Orta Çağ’da Batı Avrupa’da kullanılan gümüş paraları (deniers) analiz eden Habicht, 872-882 arasında tahtta olan Papa 4. John adına basılmış olan sikkeleri inceledi ve bazı sikkelerde bulunan imzaların (monogram), diğerlerinden farklı harf yerleşimlerine sahip olduğunu gördü.

Bu sikkeler başka bir John’a ait olabilir. Johannes Anglicus, yani Joan’a. Monogramların, günümüzdeki imzaların bir öncüsü olduğunu söyleyen Habicht, Joan’ın imzasına bakıyor olabileceklerini söyledi.

Habicht, dokuzuncu yüzyılın ortasındaki papalık sıralamasının; 846’dan 853’e kadar Leo, 853’ten 855’e kadar 3. Benedict  856’dan 858’e kadar Johannes Anglicus’un ve 858’den 867’ye kadar olan 1.Nicholas  şeklinde devam etmesi gerektiğini önerdi.

Bu sikkelerin sahte olmadığı bilimsel yöntemlerle kanıtlandı. Bu tarz sikkelerin koleksiyoncular nezdinde bir piyasasının olmaması, sikkelerin taklit olma olasılığını da sıfıra indiriyor.
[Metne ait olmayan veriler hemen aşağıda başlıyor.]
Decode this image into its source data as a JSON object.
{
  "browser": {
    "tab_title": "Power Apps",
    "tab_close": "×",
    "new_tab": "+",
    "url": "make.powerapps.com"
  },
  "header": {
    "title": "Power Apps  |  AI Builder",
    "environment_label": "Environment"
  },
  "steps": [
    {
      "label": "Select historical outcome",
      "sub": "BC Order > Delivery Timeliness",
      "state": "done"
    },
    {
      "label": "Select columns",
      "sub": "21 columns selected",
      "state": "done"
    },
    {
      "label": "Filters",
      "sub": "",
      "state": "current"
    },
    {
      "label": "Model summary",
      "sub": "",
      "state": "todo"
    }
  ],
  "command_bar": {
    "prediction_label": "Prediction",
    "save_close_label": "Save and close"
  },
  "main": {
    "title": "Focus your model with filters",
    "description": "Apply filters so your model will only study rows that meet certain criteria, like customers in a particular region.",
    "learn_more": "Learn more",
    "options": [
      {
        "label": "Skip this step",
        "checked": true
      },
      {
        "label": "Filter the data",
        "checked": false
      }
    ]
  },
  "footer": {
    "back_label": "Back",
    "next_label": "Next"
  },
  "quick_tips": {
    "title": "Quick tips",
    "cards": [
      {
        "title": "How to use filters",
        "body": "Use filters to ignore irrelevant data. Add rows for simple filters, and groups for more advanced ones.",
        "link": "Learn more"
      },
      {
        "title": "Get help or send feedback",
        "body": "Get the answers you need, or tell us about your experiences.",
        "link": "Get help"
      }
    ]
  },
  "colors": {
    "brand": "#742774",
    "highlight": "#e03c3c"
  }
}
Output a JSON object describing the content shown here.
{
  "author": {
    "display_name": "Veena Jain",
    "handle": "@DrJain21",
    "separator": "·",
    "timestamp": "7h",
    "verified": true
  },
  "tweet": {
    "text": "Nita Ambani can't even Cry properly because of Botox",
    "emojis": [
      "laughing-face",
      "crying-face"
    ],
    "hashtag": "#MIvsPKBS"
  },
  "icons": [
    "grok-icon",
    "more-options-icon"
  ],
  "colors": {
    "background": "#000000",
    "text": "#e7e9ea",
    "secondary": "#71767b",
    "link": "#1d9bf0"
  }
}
Bir kaç yıl önce New York’da bir açık arttırmada satılığa konan bazı papa sikkeleri neredeyse hiç satılmayarak sahiplerine geri dönmüştü.

Habicht, “Neticede, bazı insanlar çalışmama değere verecek ve Hıristiyanlığın ilk yüzyıllarında varlık gösteren kadın rahiplere dair başka kanıtlar bulacaktır. Bazıları ise bunu reddedip karşı argümanlar üretmek için çalışacaktır. Bu sonsuza kadar devam edecek bir savaş olabilir” dedi


Joan’dan sonra kilisede yeni bir geleneğin ortaya çıktığı söylenir. Papalık için seçilen kardinaller, ortası boşluklu bir sandalyeye oturtulduktan sonra bir başka kardinal tarafından elle muayene edilir ve testisleri olduğuna emin olunur. Papa adayının testisleri olduğuna ikna olan kardinal “Duos habet et bene pendentes” diye bağırır. Anlamı ise “İki tane (testisi) var ve güzelce sallanıyorlar”dır. Yine de bu geleneğin çok gerçek olmadığıve bir şaka olduğu düşünülür.